Films by Miklós Janscó and Andrei Tarkovsky

Robert Tanitch reviews the latest DVDs

ELECTRA, MY LOVE (Second Run). Hungarian director Miklós Janscó lived and filmed in a Hungary ruled by the Soviets and therefore knew all about the tyranny of repressive regimes and the abuse of tyrants. His film, released in 1974, reinterprets a play based on a familiar classical legend of revenge to make a political comment on his own times.

Here Electra kills the Messenger who reports Orestes is dead. The Messenger is reborn as Orestes and together sister and brother kill Aegistus, who had killed their father, Agamemnon, 15 years previously.

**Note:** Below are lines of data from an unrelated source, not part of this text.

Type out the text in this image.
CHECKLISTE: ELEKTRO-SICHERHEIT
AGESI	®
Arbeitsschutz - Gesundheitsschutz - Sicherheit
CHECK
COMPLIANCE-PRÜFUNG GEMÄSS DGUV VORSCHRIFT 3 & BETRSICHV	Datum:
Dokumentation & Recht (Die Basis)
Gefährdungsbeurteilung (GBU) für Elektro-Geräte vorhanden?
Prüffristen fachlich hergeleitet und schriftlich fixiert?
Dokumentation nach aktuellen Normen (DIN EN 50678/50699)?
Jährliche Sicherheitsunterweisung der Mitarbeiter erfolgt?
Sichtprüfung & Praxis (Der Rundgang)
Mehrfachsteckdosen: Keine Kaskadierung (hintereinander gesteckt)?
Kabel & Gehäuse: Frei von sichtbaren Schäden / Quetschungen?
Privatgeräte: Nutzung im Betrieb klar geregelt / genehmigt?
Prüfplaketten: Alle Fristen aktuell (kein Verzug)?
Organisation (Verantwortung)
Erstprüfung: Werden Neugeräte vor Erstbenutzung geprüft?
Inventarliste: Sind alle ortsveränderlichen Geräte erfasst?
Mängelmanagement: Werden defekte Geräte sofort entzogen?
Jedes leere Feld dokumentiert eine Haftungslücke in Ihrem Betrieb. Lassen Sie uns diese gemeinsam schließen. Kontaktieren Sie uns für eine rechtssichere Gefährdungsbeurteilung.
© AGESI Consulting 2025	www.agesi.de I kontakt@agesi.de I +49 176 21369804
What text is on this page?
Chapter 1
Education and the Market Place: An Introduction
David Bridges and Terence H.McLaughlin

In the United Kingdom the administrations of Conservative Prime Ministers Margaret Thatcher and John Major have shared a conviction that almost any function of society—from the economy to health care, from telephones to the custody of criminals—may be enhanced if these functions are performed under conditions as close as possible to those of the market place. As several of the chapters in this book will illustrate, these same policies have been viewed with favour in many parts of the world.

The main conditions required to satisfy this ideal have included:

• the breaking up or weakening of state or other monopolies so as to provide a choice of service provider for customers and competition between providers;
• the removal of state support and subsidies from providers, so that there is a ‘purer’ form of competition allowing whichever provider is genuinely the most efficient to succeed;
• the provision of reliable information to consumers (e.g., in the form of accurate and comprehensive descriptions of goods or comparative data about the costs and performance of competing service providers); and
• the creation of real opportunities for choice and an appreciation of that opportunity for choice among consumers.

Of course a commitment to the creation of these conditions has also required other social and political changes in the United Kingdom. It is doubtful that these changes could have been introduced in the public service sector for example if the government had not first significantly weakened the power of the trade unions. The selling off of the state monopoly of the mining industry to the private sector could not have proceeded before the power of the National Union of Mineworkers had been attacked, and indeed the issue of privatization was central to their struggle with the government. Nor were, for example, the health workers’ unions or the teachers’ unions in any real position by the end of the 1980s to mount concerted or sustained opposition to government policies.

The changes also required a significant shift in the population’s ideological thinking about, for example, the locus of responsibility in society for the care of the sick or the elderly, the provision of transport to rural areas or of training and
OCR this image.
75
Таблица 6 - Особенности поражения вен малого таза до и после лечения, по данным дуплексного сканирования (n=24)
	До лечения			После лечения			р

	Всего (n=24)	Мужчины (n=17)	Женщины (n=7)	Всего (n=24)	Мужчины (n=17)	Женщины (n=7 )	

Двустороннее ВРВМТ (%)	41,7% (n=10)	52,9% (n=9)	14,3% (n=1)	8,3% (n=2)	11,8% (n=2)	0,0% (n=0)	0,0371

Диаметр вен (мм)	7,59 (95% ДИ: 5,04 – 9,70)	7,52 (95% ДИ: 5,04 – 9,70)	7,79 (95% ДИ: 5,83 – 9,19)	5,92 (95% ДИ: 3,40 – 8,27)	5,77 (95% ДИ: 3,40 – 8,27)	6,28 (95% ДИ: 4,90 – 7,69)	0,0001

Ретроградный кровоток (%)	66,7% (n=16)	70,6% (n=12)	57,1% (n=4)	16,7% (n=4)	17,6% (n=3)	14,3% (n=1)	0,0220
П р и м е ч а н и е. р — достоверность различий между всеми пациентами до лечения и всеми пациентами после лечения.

Amazingly, this epic pageant is shot in only 12 takes. The photographer was Janos Kende. 500 extras enacted an elaborate and complex choreographed ritual on a Hungarian plain, an enormous panorama. The cast included the actors in the leading role (dubbed after filming had finished) and a chorus of horsemen, dancers, nudes, dwarves and a herd of galloping horses. They provided a constantly moving background. Inevitably, the play was upstaged by the production, a logistical nightmare and a military operation brilliantly executed.

THE SACRIFICE (Artificial Eye). Russian director Andrei Tarkovsky’s last film, a talky last testament, a spiritual and intellectual exercise, released in 1986, was shot in Sweden when he was dying. He was only 54. The film, which has an Ingmar Bergman feel to it, is dedicated to his son. It is not an easy film to watch and especially if you are not already a Tarkovsky admirer.

Civilisation is built on sin. An actor, who has given up the stage to lecture on aesthetics, is celebrating his birthday when World War 3 breaks out. How would you cope with a nuclear disaster and the end of the world? Remain calm, despair, have hysterics, shoot yourself? He prays to God, promising to give up everything he loves, if he may have a second chance to re-start his life again. He could, of course, wake up and end up in the mad house. Life is a dream. There is no such thing as truth.